Table 3. Runtime Comparison (in Seconds) on the Mutilated Chessboard Formulas.
Full size table

8 Conclusion

We introduced two new SAT encodings for pruning the search space in satisfaction-driven clause learning (SDCL). The first encoding, called the filtered positive reduct, is easily solvable and prunes the search space more aggressively than the positive reduct (which was used when SDCL was initially introduced). The second encoding, called the \(\mathsf {PR}\) reduct, might not be useful in practice though it precisely characterizes propagation redundancy.

Based on the filtered positive reduct, we implemented an SDCL solver and our experiments show that the solver can efficiently prove the unsatisfiability of the Tseitin formulas, the pigeon-hole formulas, and the mutilated chessboard problems. For all these formulas, CDCL solvers require exponential time due to theoretical restrictions. Moreover, to the best of our knowledge, our solver is the first to generate machine-checkable proofs of unsatisfiability of these formulas. We certified our results using a formally verified proof checker.
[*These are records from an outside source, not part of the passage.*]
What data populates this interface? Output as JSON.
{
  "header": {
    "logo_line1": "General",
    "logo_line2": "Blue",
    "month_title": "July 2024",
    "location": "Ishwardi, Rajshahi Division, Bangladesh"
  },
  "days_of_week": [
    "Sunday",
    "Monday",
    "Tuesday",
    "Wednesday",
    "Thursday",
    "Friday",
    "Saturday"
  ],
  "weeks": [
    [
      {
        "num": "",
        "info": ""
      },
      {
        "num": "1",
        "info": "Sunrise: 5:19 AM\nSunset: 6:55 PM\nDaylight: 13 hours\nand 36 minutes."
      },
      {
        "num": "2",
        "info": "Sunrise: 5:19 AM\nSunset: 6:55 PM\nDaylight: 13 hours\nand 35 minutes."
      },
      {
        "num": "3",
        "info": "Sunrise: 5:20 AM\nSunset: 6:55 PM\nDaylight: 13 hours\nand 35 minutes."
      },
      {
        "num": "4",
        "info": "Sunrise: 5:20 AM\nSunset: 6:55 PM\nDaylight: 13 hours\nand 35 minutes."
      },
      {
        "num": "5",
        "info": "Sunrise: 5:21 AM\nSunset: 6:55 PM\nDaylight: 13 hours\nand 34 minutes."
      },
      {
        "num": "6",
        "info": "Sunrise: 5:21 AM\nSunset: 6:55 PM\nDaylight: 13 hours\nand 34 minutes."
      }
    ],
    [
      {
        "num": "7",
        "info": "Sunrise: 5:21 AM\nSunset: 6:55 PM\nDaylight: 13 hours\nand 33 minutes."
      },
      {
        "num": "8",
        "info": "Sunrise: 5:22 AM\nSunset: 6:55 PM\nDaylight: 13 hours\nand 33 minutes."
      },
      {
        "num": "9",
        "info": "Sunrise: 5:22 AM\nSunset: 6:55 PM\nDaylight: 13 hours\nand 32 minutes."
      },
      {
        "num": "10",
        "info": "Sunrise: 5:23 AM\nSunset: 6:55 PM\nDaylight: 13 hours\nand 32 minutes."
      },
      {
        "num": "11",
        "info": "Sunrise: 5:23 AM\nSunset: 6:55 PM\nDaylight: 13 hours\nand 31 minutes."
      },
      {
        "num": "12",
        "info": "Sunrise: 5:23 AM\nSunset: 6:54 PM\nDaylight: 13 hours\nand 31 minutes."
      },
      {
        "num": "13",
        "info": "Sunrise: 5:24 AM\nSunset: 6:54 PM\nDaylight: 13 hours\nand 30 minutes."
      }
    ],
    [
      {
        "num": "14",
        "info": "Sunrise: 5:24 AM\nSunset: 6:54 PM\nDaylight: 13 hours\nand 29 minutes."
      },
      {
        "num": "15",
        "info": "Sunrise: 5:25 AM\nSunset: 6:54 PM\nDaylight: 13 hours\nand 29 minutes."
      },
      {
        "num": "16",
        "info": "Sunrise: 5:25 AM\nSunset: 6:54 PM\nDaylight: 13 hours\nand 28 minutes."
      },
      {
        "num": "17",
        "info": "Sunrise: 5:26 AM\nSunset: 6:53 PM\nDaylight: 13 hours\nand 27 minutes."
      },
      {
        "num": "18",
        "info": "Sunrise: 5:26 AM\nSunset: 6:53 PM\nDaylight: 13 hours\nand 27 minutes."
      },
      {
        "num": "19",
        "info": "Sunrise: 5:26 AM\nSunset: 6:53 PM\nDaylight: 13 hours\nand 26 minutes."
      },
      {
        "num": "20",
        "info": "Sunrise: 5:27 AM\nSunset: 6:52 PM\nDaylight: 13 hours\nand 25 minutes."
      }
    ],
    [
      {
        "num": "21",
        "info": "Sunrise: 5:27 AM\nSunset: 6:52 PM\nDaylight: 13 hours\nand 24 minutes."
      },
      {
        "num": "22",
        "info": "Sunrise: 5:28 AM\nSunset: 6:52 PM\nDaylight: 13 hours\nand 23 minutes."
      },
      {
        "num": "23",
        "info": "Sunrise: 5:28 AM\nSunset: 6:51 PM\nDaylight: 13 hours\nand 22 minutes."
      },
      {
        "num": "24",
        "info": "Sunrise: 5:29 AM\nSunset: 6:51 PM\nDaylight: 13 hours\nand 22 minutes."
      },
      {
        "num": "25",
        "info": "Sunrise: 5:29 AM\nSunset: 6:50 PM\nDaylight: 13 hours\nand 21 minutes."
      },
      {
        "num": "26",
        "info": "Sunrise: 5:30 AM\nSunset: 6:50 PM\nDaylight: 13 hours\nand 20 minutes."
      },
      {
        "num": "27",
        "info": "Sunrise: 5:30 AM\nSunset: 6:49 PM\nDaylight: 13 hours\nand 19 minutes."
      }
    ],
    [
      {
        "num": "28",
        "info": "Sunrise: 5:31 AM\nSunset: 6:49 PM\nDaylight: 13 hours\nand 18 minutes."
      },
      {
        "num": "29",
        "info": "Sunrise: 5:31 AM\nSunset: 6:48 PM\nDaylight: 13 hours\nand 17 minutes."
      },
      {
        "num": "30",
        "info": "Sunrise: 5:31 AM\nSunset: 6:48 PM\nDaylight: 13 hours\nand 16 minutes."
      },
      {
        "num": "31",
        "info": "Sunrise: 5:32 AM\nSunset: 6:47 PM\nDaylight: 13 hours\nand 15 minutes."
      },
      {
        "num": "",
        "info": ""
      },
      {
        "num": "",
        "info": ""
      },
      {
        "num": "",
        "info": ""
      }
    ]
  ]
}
Although our SDCL solver can already produce proofs of formulas that are too hard for CDCL solvers, it is still outperformed by CDCL solvers on many simpler formulas. This seems to suggest that also in SAT solving, there is no free lunch. Nevertheless, we believe that the performance of SDCL on simple formulas can be improved by tuning the solver more carefully, e.g., by only learning propagation-redundant clauses when this is really beneficial, or by coming up with a dedicated decision heuristic. To deal with these problems, we are currently investigating an approach based on reinforcement learning.

Considering our results, we believe that SDCL is a promising SAT-solving paradigm for formulas that are too hard for ordinary CDCL solvers. Finally, proofs of challenging problems can be enormous in size, such as the 2 petabytes proof of Schur Number Five [16]; SDCL improvements have the potential to produce proofs that are substantially smaller and faster to verify.